Australian wine shipments to the US have fallen because of the strong Oz dollar but the US wine market is still growing strongly. By way of volume, it may surprise many people to learn that Yellow Tail now represents over 33% of the Australian wine exported the US, almost double the share of Lindemans and nearly three times Rosemount's. Yellow tail at number 12, is now the only imported wine in the top 15 brands in the US. Yellow Tails profit margin will have to hurt as almost all its production is export.

 

As if things are not difficult enough for small local producers there is another factor to which they now have to contend with; most readers would are probably unaware that some large wine companies are importing Chardonnay wine into Australia in Flexitanks (Bulk), from California, to be blended with the Australian Chardonnay wine.
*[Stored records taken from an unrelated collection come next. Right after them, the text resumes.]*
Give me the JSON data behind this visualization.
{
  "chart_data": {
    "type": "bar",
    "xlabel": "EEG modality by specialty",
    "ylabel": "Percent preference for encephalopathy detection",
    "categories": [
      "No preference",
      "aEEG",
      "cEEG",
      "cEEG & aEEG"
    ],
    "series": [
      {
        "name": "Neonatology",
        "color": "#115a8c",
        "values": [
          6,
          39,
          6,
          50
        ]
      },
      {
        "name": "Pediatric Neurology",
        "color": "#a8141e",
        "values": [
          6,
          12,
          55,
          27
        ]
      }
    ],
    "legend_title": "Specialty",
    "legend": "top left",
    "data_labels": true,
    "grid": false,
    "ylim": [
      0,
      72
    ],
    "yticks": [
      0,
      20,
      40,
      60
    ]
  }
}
This is due to the wine being more cost effective to IMPORT from their sister companies California vineyards, this material can be blended in the Australian wine at a rate of up to 14.99% without requirement to declare the USA wine component. In turn this will reduce the requirement for Australian Chardonnay grapes. More bad news for our smaller producers.

 

No matter how well run a winery is, many Australians are going to be in for some tough times, some more so than others. There will be more mergers and consolidation with the mid to larger players. There will be increased takeover activity. Unfortunately some will fall by the way side that those with the largest reliance on export will obviously be the hardest hit. However there are many small dedicated hard working new players still trying to establish themselves in the market and these guys will find it very hard too. For example one of these wineries (who makes some very credible wine) who charged about $40 a bottle for the last release will be dropping their price to $25 a bottle with their next release. Painful? Absolutely but its survival time.

 

PS. Since posting this article I have received the following information.

 

"One company alone imported over  40  million litres into Australia for Southcorp and Orlando between 1995 and 2000. Other buyers were Cellarmaster for bottle and d'Arenburg for Flagon wines. All wines imported from Chile Spain Argentina and South Africa. It is understood that Constellation are importing now - and they were the only one not to import bulk in the past; but they had better declare it on the label."

 

I have since found out that Regulation 19 of the AWBC Act applies and requires the name of each source country and the relative % of the blend to be shown in descending order. So even if 1% is imported it is listed on the label, the 15% DOEST NOT APPLY TO IMPORTS.